Make Large Payments to Existing Debt
You might think you are doing a good thing by paying off a large debt, but it can hurt your approval to close on your home. If you need every penny of your assets to close on the home, you could be left without funds to close. In addition, some lenders require a certain number of months’ worth of reserves on hand at the closing. If you use those funds to pay off a debt, you no longer meet the minimum requirements of the loan program. This can hamper your ability to close on your home.
The best thing to do to avoid credit mistakes before you close on your home purchase is to do nothing! Only listen to what the lender tells you to do. If he says you need to pay off a specific debt, do it at the closing.
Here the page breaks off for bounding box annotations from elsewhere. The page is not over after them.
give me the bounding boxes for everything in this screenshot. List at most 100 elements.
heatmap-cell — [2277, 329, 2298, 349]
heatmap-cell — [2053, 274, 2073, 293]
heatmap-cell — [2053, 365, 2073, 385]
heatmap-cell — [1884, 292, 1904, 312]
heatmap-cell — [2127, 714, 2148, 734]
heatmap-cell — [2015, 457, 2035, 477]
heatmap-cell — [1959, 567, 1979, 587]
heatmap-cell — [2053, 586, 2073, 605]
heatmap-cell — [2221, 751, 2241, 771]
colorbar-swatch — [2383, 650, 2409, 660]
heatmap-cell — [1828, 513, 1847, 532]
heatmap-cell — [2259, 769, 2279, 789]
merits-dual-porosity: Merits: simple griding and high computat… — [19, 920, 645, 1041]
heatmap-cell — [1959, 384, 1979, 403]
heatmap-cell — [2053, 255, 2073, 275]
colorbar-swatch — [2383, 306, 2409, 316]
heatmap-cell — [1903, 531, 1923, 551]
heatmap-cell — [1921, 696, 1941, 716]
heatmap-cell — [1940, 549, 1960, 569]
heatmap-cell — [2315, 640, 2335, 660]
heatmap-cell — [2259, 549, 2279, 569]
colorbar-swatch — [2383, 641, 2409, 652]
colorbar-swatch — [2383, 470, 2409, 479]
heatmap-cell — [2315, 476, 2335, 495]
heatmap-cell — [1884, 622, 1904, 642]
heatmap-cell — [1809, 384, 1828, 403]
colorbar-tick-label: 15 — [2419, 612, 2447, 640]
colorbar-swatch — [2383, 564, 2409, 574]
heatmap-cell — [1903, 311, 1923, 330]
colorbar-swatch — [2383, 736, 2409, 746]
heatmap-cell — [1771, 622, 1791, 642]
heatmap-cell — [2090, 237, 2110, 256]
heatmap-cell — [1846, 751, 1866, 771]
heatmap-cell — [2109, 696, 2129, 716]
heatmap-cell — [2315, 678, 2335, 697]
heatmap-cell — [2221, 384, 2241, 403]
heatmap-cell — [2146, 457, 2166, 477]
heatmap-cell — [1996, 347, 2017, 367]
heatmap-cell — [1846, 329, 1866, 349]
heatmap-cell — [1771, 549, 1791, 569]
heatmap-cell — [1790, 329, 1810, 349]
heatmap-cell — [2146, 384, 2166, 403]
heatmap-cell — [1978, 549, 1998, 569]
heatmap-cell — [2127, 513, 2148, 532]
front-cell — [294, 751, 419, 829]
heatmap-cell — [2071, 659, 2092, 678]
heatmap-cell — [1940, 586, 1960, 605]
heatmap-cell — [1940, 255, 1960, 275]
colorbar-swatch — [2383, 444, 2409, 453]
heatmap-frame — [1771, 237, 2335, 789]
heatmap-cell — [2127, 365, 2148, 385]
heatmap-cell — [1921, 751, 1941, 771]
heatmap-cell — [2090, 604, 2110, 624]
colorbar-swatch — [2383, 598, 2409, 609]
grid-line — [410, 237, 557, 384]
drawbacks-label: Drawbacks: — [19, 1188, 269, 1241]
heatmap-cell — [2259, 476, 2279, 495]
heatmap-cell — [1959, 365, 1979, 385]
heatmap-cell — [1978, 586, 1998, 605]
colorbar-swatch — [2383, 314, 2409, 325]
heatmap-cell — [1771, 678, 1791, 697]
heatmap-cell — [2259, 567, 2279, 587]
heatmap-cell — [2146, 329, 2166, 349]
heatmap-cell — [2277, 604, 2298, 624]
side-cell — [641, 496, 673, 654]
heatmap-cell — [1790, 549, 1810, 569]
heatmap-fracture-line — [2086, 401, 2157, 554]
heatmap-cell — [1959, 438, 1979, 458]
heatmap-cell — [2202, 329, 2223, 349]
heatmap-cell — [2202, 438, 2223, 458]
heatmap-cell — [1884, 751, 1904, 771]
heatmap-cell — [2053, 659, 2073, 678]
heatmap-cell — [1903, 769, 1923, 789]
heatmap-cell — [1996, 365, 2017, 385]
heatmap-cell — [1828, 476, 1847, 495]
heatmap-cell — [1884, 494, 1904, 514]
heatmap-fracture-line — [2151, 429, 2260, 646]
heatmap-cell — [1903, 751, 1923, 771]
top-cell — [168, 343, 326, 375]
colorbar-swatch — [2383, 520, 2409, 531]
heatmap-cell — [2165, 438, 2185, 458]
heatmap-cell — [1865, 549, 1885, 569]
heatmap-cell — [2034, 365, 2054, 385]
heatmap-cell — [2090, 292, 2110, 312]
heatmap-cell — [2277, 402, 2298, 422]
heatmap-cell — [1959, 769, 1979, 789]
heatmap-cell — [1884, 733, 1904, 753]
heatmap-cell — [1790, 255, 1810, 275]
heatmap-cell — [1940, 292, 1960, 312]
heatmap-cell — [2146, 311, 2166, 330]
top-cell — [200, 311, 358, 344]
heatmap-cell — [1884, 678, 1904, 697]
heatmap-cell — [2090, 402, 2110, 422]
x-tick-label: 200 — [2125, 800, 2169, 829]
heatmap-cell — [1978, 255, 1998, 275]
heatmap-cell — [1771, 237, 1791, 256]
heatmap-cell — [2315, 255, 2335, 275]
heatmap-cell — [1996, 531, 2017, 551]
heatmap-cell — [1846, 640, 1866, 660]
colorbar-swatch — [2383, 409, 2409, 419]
Don’t ever open new credit or touch your existing credit. Consider your financial situation frozen in time until you close on your home. The time period between loan approval and loan closing is usually between 30 and 60 days, so it is not too long to have to wait. This way you know your credit score will remain fairly stable and your debt ratio untouched.
With nothing changing before the closing of your loan, the lender does not have to do any new calculations. It takes the risk of losing your loan approval out of the equation. Everything you need to do with your available credit can wait until the day after you close on your loan. By this point, the lender already verified your credit score for a second time and approved you for the loan by funding the purchase of your new home. This helps you to avoid any credit mistakes that could hurt your chances of buying a home.